Womens Health (Lond). Jan-Dec 2021;17:17455065211018111. doi: 10.1177/17455065211018111.

Abstract

To evaluate and holistically treat the mental health sequelae and potential psychiatric comorbidities associated with obstetric and gynaecological conditions, it is important to optimize patient care, ensure efficient use of limited resources and improve health-economic models. Artificial intelligence applications could assist in achieving the above. The World Health Organization and global healthcare systems have already recognized the use of artificial intelligence technologies to address 'system gaps' and automate some of the more cumbersome tasks to optimize clinical services and reduce health inequalities. Currently, both mental health and obstetric and gynaecological services independently use artificial intelligence applications. Thus, suitable solutions are shared between mental health and obstetric and gynaecological clinical practices, independent of one another. Although, to address complexities with some patients who may have often interchanging sequelae with mental health and obstetric and gynaecological illnesses, 'holistically' developed artificial intelligence applications could be useful.

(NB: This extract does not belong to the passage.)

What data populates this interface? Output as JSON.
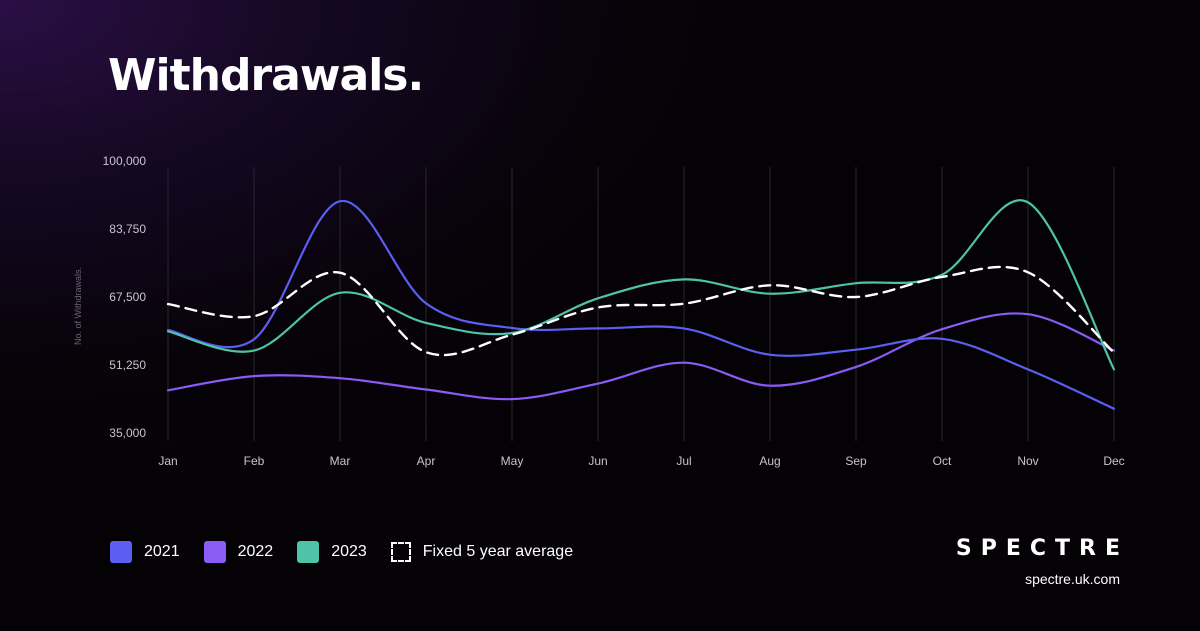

Therefore, we present a rapid review to understand the currently available artificial intelligence applications and research into multi-morbid conditions, including clinical trial-based validations. Most artificial intelligence applications are intrinsically data-driven tools, and their validation in healthcare can be challenging as they require large-scale clinical trials. Furthermore, most artificial intelligence applications use rate-limiting mock data sets, which restrict their applicability to a clinical population. Some researchers may fail to recognize the randomness in the data generating processes in clinical care from a statistical perspective with a potentially minimal representation of a population, limiting their applicability within a real-world setting. However, novel, innovative trial designs could pave the way to generate better data sets that are generalizable to the entire global population. A collaboration between artificial intelligence and statistical models could be developed and deployed with algorithmic and domain interpretability to achieve this. In addition, acquiring big data sets is vital to ensure these artificial intelligence applications provide the highest accuracy within a real-world setting, especially when used as part of a clinical diagnosis or treatment.

Keywords: artificial intelligence; disease sequelae; gynaecology; machine learning; mental health; obstetrics; women’s health.